Milorad Dodik: Einflussreicher Politiker in Bosnien und Herzegowina

Milorad Dodik: Einflussreicher Politiker in Bosnien und Herzegowina

Frühe Jahre und politischer Aufstieg

Geboren am 12. März 1959 in Laktaši, Jugoslawien, stieg Milorad Dodik zu einer der zentralen Figuren in der Politik Bosnien und Herzegowinas auf. Mit einer Ausbildung in Politikwissenschaft von der Universität Belgrad begann Dodiks politische Karriere 1986 als Präsident des Stadtrats in seiner Heimatstadt. Der Übergang zur nationalen Politik gelang ihm 1990, als er für den Bund der Reformkräfte Jugoslawiens ins Parlament von Bosnien und Herzegowina gewählt wurde.

Dodik gründete 1996 die Partei der unabhängigen Sozialdemokraten (SNSD), deren Vorsitzender er seitdem ist. Seine politische Karriere war geprägt von verschiedenen Amtszeiten als Premierminister der Republika Srpska und als Präsident dieser Entität innerhalb Bosnien und Herzegowinas. Dodik war auch Mitglied des dreiköpfigen Staatspräsidiums von Bosnien und Herzegowina und diente zweimal als dessen Vorsitzender.

Kontroversen und politische Positionen

Streit um die staatliche Existenz

Dodik ist bekannt für seine kontroversen Aussagen bezüglich der staatlichen Existenz von Bosnien und Herzegowina und seine Bestrebungen, die Autonomie der Republika Srpska zu verstärken. Er forderte eine eigene Armee und Polizei sowie Finanzbehörden für die Republika Srpska und zog sich aus den staatlichen Institutionen Bosnien und Herzegowinas zurück.

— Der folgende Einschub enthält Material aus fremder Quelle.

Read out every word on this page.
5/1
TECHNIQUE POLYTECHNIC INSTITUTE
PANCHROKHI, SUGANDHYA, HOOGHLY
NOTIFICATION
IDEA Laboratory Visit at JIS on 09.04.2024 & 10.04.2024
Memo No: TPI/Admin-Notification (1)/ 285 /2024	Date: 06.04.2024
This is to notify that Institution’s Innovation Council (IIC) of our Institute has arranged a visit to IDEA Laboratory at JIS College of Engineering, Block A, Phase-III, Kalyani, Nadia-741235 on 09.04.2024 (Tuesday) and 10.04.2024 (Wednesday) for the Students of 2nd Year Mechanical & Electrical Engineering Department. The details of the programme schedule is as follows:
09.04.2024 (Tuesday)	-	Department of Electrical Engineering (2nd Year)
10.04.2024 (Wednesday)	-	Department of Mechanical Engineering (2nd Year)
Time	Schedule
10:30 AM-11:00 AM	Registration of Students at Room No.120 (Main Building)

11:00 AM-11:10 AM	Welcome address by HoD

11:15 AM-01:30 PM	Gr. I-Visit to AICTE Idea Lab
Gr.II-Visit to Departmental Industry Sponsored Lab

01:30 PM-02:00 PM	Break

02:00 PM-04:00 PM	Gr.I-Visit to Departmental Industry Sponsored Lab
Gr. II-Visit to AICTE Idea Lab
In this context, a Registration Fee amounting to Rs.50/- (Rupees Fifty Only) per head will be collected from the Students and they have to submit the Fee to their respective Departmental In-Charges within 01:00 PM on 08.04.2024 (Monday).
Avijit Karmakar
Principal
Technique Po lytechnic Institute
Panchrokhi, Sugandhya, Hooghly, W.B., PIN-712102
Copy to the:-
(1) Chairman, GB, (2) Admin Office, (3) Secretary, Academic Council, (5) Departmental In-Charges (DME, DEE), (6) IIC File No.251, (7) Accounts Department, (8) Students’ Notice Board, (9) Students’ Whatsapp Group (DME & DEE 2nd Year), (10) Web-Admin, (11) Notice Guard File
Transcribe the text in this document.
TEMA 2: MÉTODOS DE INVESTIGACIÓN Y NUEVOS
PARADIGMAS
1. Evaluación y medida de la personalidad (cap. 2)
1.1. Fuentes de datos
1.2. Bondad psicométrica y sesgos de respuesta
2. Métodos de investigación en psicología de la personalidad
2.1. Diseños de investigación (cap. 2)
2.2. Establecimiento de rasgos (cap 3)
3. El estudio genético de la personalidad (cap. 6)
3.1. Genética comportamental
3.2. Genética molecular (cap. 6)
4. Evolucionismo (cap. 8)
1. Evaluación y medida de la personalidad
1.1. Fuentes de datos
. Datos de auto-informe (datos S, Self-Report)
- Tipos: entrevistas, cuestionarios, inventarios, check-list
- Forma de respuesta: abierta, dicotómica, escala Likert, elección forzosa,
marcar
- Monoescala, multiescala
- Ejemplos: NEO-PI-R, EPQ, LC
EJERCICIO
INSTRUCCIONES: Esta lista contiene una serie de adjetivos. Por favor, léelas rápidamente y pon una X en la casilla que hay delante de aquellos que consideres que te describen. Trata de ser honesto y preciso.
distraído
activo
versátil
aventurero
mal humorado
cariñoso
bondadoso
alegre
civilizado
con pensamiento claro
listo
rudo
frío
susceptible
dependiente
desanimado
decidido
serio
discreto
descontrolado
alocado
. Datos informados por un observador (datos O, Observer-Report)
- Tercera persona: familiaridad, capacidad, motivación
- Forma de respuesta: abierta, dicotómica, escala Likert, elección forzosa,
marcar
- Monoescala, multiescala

Srebrenica und Leugnung des Völkermords

Dodik sorgte international für Empörung mit seinen Aussagen zum Massaker von Srebrenica. Trotz früherer Anerkennungen sprach er später von einem „Lügen-Mythos“ und leugnete die von internationalen Gerichten festgestellte Tatsache eines Völkermords.

Konflikte mit internationalen Vertretern

Dodiks Konfrontationen mit internationalen Vertretern, insbesondere mit dem Hohen Repräsentanten für Bosnien und Herzegowina, zeugen von seiner Ablehnung externer Einflüsse. Er kritisierte Deutschland und Österreich scharf und zog Parallelen zur Politik Adolf Hitlers, was heftige Kritik hervorrief.

Unterstützung Russlands

Die Unterstützung von Dodik durch Russland und seine offene Bewunderung für den russischen Präsidenten Wladimir Putin, einschließlich der Verleihung eines Ordens, unterstreichen seine geopolitische Ausrichtung. Dodiks Position zur russischen Aggression gegen die Ukraine zeigt seine Zustimmung zu Russlands Handlungen.

Zusammenfassung

Milorad Dodik, eine prägende Figur der Politik in Bosnien und Herzegowina, polarisiert durch seine nationalistische Rhetorik, die Ablehnung der staatlichen Einheit Bosniens und seine engen Beziehungen zu Russland. Seine politischen Handlungen und Aussagen haben sowohl national als auch international für Kontroversen gesorgt. Trotz Kritik und Konfrontationen mit internationalen Akteuren bleibt Dodik ein einflussreicher Akteur in der Politik der Republika Srpska und Bosnien und Herzegowinas.